I've got the Festool equivalent and it's a fantastic bit of kit. The idea is the really clever thing, so although I think Festool thought it up, I dare say any lookey-likey one from a pukka brand would be good. Festool are nice though, and I see Mafell is even more buttock-clenchingly costly than Festool - which is really saying something !


----------



## Joey Shabadoo (20 Apr 2018)

I've just come out of a technology demo centre where I spotted this -






Now that's a man toy!


----------



## Profpointy (23 Apr 2018)

MontyVeda said:


> My next project involves cutting a number of mortises with my trusty little router. I've been playing with templates recently, and looking online there's a number of ways to cut mortises and this appears to be the simplest...
> 
> View attachment 404990
> 
> ...




When I looked at that earlier in the week I couldn't figure out how pins that far apart could possibly centre on the stock, but I totally get it now. Saves the complexity of needing an adjustment. The expense of commercial jigs before you can actually do much is what put me off a router, but that is really quite clever


----------



## slowmotion (23 Apr 2018)

A metre length of M10 studding, and some 2.5mm thick M10 penny washers. The attempt to lift a 70kg cabinet into the loft using lifting slings with the electric hoist was ultimately successful, but pretty hairy. Plan B using rigid clamping rods will be attempted tomorrow.

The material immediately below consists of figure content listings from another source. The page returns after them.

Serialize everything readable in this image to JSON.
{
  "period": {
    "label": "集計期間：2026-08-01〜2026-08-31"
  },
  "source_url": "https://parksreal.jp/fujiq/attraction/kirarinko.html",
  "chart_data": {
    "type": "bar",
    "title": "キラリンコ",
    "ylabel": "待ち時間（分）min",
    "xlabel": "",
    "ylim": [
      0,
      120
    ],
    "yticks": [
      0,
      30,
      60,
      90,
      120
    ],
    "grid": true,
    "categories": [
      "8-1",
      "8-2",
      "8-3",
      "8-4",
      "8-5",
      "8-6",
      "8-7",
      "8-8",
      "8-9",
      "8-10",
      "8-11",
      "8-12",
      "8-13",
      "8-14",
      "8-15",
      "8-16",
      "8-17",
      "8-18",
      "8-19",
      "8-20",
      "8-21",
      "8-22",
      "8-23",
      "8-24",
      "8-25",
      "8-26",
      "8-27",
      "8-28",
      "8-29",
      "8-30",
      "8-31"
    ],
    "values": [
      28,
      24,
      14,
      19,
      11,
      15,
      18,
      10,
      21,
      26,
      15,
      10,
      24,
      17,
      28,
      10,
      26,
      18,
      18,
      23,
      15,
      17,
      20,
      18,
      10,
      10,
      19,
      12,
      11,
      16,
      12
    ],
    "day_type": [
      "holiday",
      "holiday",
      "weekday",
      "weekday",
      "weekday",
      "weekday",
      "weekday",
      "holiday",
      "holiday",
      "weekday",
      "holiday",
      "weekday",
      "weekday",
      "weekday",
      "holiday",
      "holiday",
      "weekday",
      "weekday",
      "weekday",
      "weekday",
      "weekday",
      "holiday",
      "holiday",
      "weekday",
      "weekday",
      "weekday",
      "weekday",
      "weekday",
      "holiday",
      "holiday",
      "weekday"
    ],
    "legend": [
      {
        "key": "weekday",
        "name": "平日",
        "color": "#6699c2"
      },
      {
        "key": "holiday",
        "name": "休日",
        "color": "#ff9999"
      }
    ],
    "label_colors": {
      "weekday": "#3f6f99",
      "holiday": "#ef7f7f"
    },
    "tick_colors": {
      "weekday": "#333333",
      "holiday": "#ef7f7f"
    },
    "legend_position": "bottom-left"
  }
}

How can it possibly fail...?.


----------



## Drago (23 Apr 2018)

Ryobi cordless impact wrench.


----------



## classic33 (23 Apr 2018)

"slowmotion said:


> A metre length of M10 studding, and some 2.5mm thick M10 penny washers. The attempt to lift a 70kg cabinet into the loft using lifting slings with the electric hoist was ultimately successful, but pretty hairy. Plan B using rigid clamping rods will be attempted tomorrow.
> 
> How can it possibly fail...?.


The ones where they clamp under load are better.


----------



## bruce1530 (23 Apr 2018)

wonderloaf said:


> Just bought one of these to finish off the sealant after re-furbishing our bathroom. In the past I've tried all the different methods ... wet finger, teaspoon, various commercial products but this is by far the easiest to use and gives an excellent finish. If you're embarking on a bathroom/kitchen refurb you need one of these!
> 
> View attachment 403054



The corner of a credit card also works pretty well....


----------



## MikeG (23 Apr 2018)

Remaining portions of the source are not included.